Nel caso di Berlusconi non si capisce di quale orologio si tratti, se non del suo. È stato lui a dettare i tempi telefonando la sera del 27 maggio alla questura di Milano facendo pressioni sui poliziotti per determinare la sorte di Karima El Mahroug, detta Ruby. Cosa avrebbe dovuto fare la procura della Repubblica di Milano di fronte a una “notizia criminis” così palese, comprovata dalle relazioni della polizia, ammessa dallo stesso Berlusconi? Ignorarla per non intralciare la vita politica? Questa sì sarebbe stata una “ingiustizia a orologeria”. Quelli del centrodestra continuano a far rullare la grancassa che Berlusconi “ha il consenso popolare”. Devono dirci, una volta per tutte, se il consenso popolare autorizza a commettere reati. Se la risposta è sì, retrocediamo oltre il “monarca costituzionale” che deve rispettare almeno le leggi da lui stesso emanate come fu stabilito dalla “Magna Charta Libertatum” varata nel 1215 in Inghilterra sotto il regno di John Lackland (Giovanni Senza Terra) il fratello intelligente, ma diffamato, del muscolare e cretino, ma onorato, Riccardo Cuor di Leone.
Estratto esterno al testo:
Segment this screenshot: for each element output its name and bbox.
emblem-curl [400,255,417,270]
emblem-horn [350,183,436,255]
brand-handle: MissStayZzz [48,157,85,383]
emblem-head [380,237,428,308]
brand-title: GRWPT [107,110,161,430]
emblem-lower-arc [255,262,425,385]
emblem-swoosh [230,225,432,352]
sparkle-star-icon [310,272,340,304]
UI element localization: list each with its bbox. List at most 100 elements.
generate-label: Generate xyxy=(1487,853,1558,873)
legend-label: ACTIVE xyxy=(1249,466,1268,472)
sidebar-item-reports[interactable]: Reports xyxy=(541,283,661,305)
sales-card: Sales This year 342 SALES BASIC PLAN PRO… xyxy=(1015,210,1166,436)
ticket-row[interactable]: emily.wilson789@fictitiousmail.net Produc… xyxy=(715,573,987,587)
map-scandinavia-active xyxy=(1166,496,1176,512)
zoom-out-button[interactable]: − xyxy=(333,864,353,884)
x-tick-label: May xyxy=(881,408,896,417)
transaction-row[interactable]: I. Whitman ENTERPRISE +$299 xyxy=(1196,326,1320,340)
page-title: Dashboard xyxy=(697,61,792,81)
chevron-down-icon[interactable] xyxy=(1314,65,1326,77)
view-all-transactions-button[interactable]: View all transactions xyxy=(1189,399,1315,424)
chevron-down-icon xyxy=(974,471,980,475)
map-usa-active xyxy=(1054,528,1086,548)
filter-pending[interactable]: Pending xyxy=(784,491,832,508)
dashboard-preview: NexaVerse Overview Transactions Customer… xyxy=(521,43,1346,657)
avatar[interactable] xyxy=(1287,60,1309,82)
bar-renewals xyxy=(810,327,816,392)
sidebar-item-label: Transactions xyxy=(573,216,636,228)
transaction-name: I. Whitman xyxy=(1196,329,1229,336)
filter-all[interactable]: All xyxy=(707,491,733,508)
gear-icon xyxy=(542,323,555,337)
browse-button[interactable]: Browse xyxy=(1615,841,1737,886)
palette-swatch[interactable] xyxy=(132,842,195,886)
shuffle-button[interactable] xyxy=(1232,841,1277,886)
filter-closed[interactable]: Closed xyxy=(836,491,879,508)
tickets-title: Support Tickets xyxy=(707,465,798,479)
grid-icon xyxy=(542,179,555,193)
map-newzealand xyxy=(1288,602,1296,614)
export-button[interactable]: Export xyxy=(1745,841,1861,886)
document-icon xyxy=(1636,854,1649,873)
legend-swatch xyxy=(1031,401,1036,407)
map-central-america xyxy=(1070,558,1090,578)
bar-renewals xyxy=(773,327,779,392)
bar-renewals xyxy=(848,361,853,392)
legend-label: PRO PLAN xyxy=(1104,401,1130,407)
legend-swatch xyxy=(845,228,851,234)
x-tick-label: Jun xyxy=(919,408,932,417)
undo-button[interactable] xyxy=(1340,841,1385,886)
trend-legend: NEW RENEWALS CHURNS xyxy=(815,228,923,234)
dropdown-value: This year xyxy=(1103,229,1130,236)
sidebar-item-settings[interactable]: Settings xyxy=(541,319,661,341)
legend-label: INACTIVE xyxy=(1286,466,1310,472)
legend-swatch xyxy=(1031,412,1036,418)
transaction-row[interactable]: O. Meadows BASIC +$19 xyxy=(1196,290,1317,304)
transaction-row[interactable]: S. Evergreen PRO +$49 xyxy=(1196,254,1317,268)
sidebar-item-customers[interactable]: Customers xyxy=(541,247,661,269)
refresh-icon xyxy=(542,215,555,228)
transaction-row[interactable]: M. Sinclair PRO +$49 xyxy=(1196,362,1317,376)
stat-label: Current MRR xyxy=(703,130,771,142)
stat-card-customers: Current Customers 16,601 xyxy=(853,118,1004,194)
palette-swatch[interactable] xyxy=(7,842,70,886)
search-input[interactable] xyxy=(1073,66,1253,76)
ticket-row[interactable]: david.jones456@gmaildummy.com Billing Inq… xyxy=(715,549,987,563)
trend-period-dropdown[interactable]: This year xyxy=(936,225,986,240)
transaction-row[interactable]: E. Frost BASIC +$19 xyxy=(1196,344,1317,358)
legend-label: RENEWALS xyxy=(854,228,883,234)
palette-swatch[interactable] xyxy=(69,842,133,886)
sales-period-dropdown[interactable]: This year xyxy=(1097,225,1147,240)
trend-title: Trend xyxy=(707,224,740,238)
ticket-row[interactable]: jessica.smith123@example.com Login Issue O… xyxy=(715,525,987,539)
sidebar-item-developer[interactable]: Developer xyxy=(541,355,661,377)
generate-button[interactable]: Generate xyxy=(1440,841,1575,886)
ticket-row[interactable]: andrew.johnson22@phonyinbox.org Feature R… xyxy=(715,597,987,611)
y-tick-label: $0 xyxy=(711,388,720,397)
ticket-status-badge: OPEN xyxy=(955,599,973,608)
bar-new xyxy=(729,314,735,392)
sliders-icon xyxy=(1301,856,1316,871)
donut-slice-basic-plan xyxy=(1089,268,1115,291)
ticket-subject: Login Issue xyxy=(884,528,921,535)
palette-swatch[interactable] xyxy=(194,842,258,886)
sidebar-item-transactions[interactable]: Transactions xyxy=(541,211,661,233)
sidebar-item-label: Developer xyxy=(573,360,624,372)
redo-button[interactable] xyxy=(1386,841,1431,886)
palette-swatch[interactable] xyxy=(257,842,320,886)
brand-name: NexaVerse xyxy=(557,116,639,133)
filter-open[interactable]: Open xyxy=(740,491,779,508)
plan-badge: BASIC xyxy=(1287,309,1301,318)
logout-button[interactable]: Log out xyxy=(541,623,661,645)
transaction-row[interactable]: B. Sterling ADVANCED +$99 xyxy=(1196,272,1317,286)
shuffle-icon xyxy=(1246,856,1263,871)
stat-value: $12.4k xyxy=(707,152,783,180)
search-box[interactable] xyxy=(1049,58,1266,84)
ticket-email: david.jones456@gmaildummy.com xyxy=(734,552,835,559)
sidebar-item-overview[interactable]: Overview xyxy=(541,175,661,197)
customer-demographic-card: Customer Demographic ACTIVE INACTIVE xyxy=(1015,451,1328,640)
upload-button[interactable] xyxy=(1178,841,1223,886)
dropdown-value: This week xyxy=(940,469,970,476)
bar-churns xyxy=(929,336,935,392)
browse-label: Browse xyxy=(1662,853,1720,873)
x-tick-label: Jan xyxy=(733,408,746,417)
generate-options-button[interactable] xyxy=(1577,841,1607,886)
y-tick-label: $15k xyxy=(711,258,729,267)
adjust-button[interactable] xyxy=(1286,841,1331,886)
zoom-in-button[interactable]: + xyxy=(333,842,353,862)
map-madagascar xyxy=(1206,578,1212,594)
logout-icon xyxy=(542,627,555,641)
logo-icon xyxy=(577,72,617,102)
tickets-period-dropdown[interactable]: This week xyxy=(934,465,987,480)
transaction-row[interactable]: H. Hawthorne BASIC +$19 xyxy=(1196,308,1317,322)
Giuliano Ferrara, nella sua esibizione al Dal Verme, ha detto che non possiamo permetterci di entrare “nell’inconscio di un uomo che ha perso di recente la madre e si è separato dalla moglie”. A parte che perdere la madre quando si hanno più di 70 anni non dovrebbe essere poi così anomalo (ci sarebbe anzi da ringraziare Domineddio che ce l’ha conservata così a lungo…), che vuol dire? Che se uno ha perso i genitori è autorizzato a delinquere? Quanti anni aveva Totò Riina quando perse i suoi? E quanti delitti ho diritto a commettere io, visto che mio padre è morto quando avevo 17 anni? Oltre, e forse più, che di Berlusconi siamo stufi di questi D’Annunzio per meno abbienti, di questi dandy “de noantri”, di questi Oscar Wilde da strapazzo, che alla tenera età di 59 anni non hanno scritto un libro purchessia (non dico “Il piacere” o “Il Ritratto di Dorian Gray”) e si dan grandi arie da intellettuali, che si atteggiano a dei Talleyrand e sono al livello in cui, a teatro, sta la buca del suggeritore, che non hanno mai combinato nulla nella vita se non affossare, come ricordava giorni fa Marco Travaglio in un divertente excursus sul fregnone, qualsiasi impresa cui abbiano partecipato. Eppure Ferrara fa audience, gli si dà ascolto e persino retta. Quel che fa senso in questo Paese, oltre la delinquenza della sua classe dirigente, è la confusione mentale in cui è precipitato.